Le ministre referme doucement le dossier sur le bureau qui lui fait face, joignant ses mains devant lui. Il relève les yeux vers son conseiller avec un sourire satisfait.
— Vous savez, Monsieur Lee... ces maisons d'éducation pour Omégas ont très mauvaise réputation auprès des étrangers. Mais ici, au Japon, elles sont considérées comme un honneur. Un privilège.
Minho incline légèrement la tête. Il masque difficilement la tension qui lui raidit alors les épaules mais écoute posément.
Saito continue, d'un ton totalement détendu, comme si tout cela n'était rien.
— Ce ne sont pas des maisons de plaisir, comme certains l'imaginent. Ce sont des lieux d'instruction. On y forme les meilleurs, les plus nobles femmes et Omégas, issus de grandes familles coréennes, chinoises, japonaises... Des lieux de raffinement, de préparation à la vie qu'ils doivent embrasser.

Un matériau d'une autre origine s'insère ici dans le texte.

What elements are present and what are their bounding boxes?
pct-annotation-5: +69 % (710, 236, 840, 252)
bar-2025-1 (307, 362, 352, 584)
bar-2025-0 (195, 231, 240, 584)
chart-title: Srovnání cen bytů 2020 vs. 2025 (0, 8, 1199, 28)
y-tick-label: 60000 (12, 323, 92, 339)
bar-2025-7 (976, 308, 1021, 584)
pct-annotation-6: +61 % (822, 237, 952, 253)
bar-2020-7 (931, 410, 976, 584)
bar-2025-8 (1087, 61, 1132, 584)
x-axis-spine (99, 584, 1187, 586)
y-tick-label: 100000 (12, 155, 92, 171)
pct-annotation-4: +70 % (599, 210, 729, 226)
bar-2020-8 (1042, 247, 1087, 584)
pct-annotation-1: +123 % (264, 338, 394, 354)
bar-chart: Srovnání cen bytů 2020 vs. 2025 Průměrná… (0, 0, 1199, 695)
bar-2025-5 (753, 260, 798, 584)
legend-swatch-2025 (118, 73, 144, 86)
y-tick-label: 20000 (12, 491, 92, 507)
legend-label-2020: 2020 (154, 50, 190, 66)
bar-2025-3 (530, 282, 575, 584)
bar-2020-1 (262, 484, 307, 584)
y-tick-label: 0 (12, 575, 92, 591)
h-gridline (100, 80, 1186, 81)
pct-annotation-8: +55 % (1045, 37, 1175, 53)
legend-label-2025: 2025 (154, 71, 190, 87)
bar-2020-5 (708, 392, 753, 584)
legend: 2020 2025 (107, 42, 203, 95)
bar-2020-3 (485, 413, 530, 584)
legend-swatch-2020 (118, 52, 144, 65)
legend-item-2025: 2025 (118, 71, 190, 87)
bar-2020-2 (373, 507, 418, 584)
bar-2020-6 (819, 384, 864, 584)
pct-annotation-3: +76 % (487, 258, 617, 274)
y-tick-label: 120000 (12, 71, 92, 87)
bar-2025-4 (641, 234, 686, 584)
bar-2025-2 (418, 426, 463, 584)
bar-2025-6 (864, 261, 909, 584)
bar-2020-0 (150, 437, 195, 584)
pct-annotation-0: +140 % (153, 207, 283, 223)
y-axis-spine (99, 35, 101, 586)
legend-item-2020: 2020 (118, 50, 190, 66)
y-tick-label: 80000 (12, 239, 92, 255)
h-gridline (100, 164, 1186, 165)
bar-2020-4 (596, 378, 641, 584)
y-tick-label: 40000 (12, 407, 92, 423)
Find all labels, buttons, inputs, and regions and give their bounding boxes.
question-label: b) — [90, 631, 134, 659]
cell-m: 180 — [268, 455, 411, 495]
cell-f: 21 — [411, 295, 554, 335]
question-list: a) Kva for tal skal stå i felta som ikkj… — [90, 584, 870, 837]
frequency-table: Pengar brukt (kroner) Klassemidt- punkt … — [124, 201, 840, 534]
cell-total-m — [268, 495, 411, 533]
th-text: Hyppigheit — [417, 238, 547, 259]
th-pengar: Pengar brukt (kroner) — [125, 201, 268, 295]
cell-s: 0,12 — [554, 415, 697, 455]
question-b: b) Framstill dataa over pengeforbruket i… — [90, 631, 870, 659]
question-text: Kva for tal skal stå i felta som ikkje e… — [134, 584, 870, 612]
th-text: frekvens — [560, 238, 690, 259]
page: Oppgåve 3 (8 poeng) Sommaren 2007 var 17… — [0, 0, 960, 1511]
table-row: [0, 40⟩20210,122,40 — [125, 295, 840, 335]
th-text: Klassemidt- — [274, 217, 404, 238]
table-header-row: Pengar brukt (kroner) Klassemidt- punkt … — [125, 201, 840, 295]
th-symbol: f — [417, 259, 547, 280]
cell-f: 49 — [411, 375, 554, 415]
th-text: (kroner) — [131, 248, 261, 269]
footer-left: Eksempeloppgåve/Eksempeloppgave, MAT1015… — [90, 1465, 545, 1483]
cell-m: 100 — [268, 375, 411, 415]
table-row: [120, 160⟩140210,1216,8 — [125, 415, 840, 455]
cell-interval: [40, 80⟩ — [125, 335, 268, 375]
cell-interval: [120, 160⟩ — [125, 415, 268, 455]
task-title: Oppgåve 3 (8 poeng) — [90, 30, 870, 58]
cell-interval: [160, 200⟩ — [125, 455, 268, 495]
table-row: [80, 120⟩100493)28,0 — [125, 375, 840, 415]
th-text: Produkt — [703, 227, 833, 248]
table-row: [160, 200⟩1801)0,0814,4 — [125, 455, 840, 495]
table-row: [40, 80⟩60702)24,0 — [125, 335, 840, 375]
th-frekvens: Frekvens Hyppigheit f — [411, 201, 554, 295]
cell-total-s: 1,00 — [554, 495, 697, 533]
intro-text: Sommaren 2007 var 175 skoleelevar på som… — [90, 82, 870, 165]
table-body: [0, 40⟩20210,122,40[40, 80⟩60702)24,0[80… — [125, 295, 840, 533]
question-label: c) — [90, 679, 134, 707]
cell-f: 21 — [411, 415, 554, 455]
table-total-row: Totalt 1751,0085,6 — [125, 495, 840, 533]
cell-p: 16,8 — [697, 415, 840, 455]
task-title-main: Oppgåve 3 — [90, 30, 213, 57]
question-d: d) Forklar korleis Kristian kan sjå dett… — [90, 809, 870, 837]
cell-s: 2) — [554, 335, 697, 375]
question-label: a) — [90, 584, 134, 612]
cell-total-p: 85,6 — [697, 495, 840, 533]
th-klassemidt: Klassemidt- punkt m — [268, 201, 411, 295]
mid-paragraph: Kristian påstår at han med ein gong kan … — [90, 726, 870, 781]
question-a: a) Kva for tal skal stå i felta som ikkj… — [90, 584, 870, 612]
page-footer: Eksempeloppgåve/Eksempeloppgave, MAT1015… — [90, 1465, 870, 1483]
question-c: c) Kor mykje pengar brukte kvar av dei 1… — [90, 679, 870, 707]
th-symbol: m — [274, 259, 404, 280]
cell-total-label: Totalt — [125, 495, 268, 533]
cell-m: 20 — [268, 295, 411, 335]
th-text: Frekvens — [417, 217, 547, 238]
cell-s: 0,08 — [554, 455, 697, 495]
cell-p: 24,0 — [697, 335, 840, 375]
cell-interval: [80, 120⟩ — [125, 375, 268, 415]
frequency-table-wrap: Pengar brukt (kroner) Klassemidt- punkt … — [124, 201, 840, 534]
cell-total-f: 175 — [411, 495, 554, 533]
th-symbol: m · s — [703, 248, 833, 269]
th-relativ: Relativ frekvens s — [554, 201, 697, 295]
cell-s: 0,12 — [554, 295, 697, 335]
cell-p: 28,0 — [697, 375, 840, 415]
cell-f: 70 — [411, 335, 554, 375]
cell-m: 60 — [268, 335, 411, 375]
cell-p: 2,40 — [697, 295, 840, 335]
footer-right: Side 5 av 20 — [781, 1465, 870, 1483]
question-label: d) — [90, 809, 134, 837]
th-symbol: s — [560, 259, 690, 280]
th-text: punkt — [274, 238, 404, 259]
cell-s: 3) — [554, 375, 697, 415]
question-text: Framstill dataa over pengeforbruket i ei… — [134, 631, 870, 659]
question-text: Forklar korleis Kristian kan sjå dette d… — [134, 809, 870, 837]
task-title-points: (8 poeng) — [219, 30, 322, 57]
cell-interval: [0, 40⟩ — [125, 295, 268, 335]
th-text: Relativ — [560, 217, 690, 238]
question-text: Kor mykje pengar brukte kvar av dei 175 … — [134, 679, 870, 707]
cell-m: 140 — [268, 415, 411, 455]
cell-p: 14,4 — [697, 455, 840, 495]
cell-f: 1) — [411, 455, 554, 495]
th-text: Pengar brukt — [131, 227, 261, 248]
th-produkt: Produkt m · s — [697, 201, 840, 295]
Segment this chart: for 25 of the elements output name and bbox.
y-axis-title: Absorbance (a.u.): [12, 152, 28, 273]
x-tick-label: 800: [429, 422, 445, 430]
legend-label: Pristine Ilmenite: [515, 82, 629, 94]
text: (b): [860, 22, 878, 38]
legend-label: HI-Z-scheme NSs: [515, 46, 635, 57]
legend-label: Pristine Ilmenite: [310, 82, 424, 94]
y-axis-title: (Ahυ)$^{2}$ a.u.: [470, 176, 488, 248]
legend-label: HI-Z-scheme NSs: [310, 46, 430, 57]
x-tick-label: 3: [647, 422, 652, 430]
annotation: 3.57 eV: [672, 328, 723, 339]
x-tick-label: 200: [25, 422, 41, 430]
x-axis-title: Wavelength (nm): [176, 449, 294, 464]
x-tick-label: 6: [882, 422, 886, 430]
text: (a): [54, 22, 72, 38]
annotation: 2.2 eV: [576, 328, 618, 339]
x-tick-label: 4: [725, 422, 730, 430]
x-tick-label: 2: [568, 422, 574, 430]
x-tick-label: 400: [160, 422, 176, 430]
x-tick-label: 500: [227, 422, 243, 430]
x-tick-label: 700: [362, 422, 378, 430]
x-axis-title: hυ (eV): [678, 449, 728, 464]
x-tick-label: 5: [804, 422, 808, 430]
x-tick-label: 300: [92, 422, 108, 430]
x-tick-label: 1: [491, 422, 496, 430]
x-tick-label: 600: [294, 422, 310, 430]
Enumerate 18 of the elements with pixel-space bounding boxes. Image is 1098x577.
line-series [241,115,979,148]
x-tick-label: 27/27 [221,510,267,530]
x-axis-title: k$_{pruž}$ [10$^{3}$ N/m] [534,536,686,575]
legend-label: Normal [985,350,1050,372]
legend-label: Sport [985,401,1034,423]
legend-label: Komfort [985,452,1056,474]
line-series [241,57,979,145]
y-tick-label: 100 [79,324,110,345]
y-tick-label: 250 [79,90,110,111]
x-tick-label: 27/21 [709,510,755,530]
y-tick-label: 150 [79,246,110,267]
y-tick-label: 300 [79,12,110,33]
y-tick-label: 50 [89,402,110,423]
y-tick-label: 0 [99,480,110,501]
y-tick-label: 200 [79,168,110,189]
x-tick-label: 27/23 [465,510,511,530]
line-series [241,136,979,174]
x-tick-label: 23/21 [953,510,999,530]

Ils en sortent honorés, plus épanouis, et prêts à servir leurs lignées en suivant la plus digne des étiquettes.
Minho serre discrètement les poings sous la table à laquelle il s'est replacé assis. Il parvient à conserver une neutralité dans sa voix, au point que même lui s'en épate.
— Bien entendu, Saito-sama. J'ai beaucoup de respect pour les traditions japonaises.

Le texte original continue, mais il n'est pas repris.